What Matters in Households’ Inflation Expectations?
Although central banks rely on inflation expectations as a channel to manage aggregate demand—in particular to increase households’ incentive to consume rather than save by committing to policy that raises expected inflation—it’s not clear how the channel operates, as data indicate that households are poorly informed about current and future inflation. Household survey data, which central banks closely monitor, show that a significant share of respondents have expectations that are far beyond the range of realized inflation. These findings call into question the role that inflation expectation play in households’ consumption decisions and thus the role they play in the transmission of monetary policy.
To study whether inflation expectations really matter for households’ decisions and, consequently, for the transmission of monetary policy, the authors use individual data from a French survey covering about 2,000 households every month. (They test their findings on similar surveys of German and US households.) Among other information, the French survey provides detailed qualitative and quantitative information on households’ perceived and expected inflation.

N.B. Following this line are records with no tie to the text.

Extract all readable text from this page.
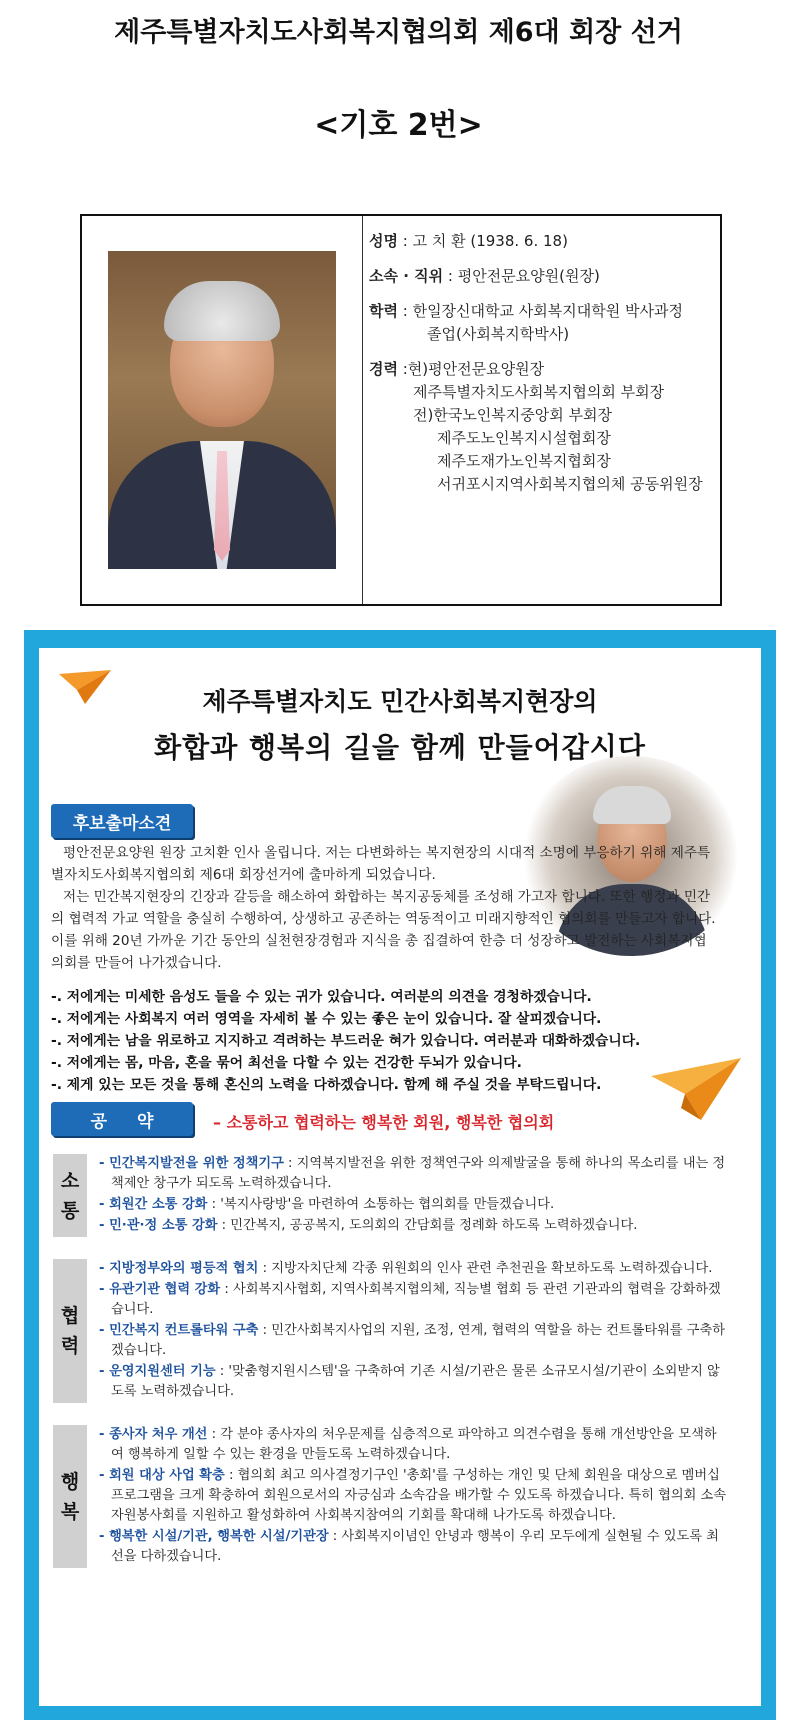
제주특별자치도사회복지협의회 제6대 회장 선거
<기호 2번>
성명 : 고 치 환 (1938. 6. 18)
소속 · 직위 : 평안전문요양원(원장)
학력 : 한일장신대학교 사회복지대학원 박사과정
졸업(사회복지학박사)
경력 :현)평안전문요양원장
제주특별자치도사회복지협의회 부회장
전)한국노인복지중앙회 부회장
제주도노인복지시설협회장
제주도재가노인복지협회장
서귀포시지역사회복지협의체 공동위원장
제주특별자치도 민간사회복지현장의
화합과 행복의 길을 함께 만들어갑시다
후보출마소견

평안전문요양원 원장 고치환 인사 올립니다. 저는 다변화하는 복지현장의 시대적 소명에 부응하기 위해 제주특별자치도사회복지협의회 제6대 회장선거에 출마하게 되었습니다.

저는 민간복지현장의 긴장과 갈등을 해소하여 화합하는 복지공동체를 조성해 가고자 합니다. 또한 행정과 민간의 협력적 가교 역할을 충실히 수행하여, 상생하고 공존하는 역동적이고 미래지향적인 협의회를 만들고자 합니다. 이를 위해 20년 가까운 기간 동안의 실천현장경험과 지식을 총 집결하여 한층 더 성장하고 발전하는 사회복지협의회를 만들어 나가겠습니다.

-. 저에게는 미세한 음성도 들을 수 있는 귀가 있습니다. 여러분의 의견을 경청하겠습니다.
-. 저에게는 사회복지 여러 영역을 자세히 볼 수 있는 좋은 눈이 있습니다. 잘 살피겠습니다.
-. 저에게는 남을 위로하고 지지하고 격려하는 부드러운 혀가 있습니다. 여러분과 대화하겠습니다.
-. 저에게는 몸, 마음, 혼을 묶어 최선을 다할 수 있는 건강한 두뇌가 있습니다.
-. 제게 있는 모든 것을 통해 혼신의 노력을 다하겠습니다. 함께 해 주실 것을 부탁드립니다.
공약	– 소통하고 협력하는 행복한 회원, 행복한 협의회
소
통
- 민간복지발전을 위한 정책기구 : 지역복지발전을 위한 정책연구와 의제발굴을 통해 하나의 목소리를 내는 정책제안 창구가 되도록 노력하겠습니다.
- 회원간 소통 강화 : '복지사랑방'을 마련하여 소통하는 협의회를 만들겠습니다.
- 민·관·정 소통 강화 : 민간복지, 공공복지, 도의회의 간담회를 정례화 하도록 노력하겠습니다.
협
력
- 지방정부와의 평등적 협치 : 지방자치단체 각종 위원회의 인사 관련 추천권을 확보하도록 노력하겠습니다.
- 유관기관 협력 강화 : 사회복지사협회, 지역사회복지협의체, 직능별 협회 등 관련 기관과의 협력을 강화하겠습니다.
- 민간복지 컨트롤타워 구축 : 민간사회복지사업의 지원, 조정, 연계, 협력의 역할을 하는 컨트롤타워를 구축하겠습니다.
- 운영지원센터 기능 : '맞춤형지원시스템'을 구축하여 기존 시설/기관은 물론 소규모시설/기관이 소외받지 않도록 노력하겠습니다.
행
복
- 종사자 처우 개선 : 각 분야 종사자의 처우문제를 심층적으로 파악하고 의견수렴을 통해 개선방안을 모색하여 행복하게 일할 수 있는 환경을 만들도록 노력하겠습니다.
- 회원 대상 사업 확충 : 협의회 최고 의사결정기구인 '총회'를 구성하는 개인 및 단체 회원을 대상으로 멤버십프로그램을 크게 확충하여 회원으로서의 자긍심과 소속감을 배가할 수 있도록 하겠습니다. 특히 협의회 소속 자원봉사회를 지원하고 활성화하여 사회복지참여의 기회를 확대해 나가도록 하겠습니다.
- 행복한 시설/기관, 행복한 시설/기관장 : 사회복지이념인 안녕과 행복이 우리 모두에게 실현될 수 있도록 최선을 다하겠습니다.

The authors’ main finding is that consumption choices are affected by the broad inflation regime—not the precise inflation rate—that households expect. The relevance of different broad inflation regimes is consistent with the notion that households discretize their inflation expectations. As the authors illustrate, the inflation expectation channel is less powerful under such discretization than it is in the standard New Keynesian model used for monetary policy analysis.
Key Findings
- According to the French survey, the share of households expecting stable prices fluctuates greatly over time and consistently with realized inflation.
- Changes in the share of households expecting positive inflation instead of stable prices account for nearly 75 percent of the variance in the average inflation expectation. This implies that changes in the average expected inflation among households expecting positive inflation contributes much less to the variance in the average inflation expectation.
- The share of households expecting stable prices decreases when realized inflation declines. This correlation is stronger when realized inflation is low, typically below 2 percent.
- Households expecting positive inflation over the next year have a higher probability of buying new durable goods in the current year compared with households expecting that prices will remain stable.
- Households with different positive inflation expectations for the next year have a similar probability of buying durable goods in the current year.
Implications
The distribution of households’ inflation expectations may be widely dispersed, but they are still informative, particularly because they indicate the share of households expecting prices to remain stable. Additionally, the finding that households discretize their views on future inflation suggests that central banks’ ability to manage current aggregate demand by manipulating inflation expectations is more limited in practice than it is in models where inflation expectations react continuously to news. The finding indicates that to be effective, forward guidance policies must convince those households expecting that prices will remain stable to switch to a positive inflation regime. Furthermore, the stimulative effect of forward guidance is capped once all households expect positive inflation; expectations of higher inflation do not lead to additional consumption. The finding regarding discretization also suggests that inflation expectations can de-anchor even if they remain positive on average. De-anchoring would occur when a large enough share of households expects prices to stay about the same, thus putting a persistent drag on aggregate demand. For expectations to reanchor, a substantial share of households has to switch to a positive inflation regime.
Abstract
We provide evidence that households discretize their inflation expectations so that what matters for durable consumption decisions is the broad inflation regime they expect. Using survey data, we document that a large share of the adjustment in the average inflation expectation comes from the change in the share of households expecting stable prices; these households also consume relatively less than the ones expecting positive inflation. In contrast, variations of expectations across households expecting a positive inflation rate are associated with much smaller differences in individual durable consumption choices. We illustrate how this mitigates the expectation channel of monetary policy.